8 marzo 2009. Uno sguardo di genere sulla crisi economica

Nei giorni scorsi, per l'annuale incontro interassociativo di Emily Umbria, le associazioni di donne presenti nel territorio orvietano hanno creato l'occasione di un incontro e di uno scambio di opinioni sulla situazione politica attuale e sul ruolo che le associazioni possono svolgere in questa fase delicata.
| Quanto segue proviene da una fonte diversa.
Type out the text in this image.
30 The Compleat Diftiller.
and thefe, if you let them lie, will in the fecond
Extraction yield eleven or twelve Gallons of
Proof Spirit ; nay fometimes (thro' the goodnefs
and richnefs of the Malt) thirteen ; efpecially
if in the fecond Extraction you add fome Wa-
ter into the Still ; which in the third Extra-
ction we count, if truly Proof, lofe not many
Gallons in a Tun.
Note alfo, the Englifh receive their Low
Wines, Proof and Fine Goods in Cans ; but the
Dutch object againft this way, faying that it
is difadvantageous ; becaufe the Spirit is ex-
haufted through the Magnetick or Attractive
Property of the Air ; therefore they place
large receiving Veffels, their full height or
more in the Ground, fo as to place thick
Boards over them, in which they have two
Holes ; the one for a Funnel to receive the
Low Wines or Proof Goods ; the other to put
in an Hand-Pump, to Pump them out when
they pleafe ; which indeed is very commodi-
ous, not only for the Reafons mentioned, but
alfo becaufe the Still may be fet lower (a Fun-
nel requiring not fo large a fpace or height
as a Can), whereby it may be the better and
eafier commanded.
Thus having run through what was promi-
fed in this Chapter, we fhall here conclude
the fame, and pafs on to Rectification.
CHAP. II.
Maria Rita Paggio, segretaria della Camera del lavoro di Orvieto, ha portato l'attenzione sui temi del lavoro e ha fatto una interessante relazione sull'attuale condizione occupazionale delle donne in Italia e in Umbria da cui emerge che, nonostante le donne si siano ritagliate molti spazi in questi anni, nel mondo del lavoro vivono ancora una situazione di svantaggio.
Il posto di lavoro di una donna continua ad essere spesso di basso rango e il divario retributivo tra uomini e donne si attesta intorno al 40%, sia perché le donne pagano il prezzo del loro lavoro di cura, sia per una sorta di "segregazione di genere", per cui si creano delle specializzazioni di genere, legate al pregiudizio e meno remunerative, anche nelle professioni. La maternità e il lavoro di cura continuano a costituire uno dei maggiori ostacoli, che rendono difficile l'accesso ai corsi di formazione aziendale e lo scatto di carriera.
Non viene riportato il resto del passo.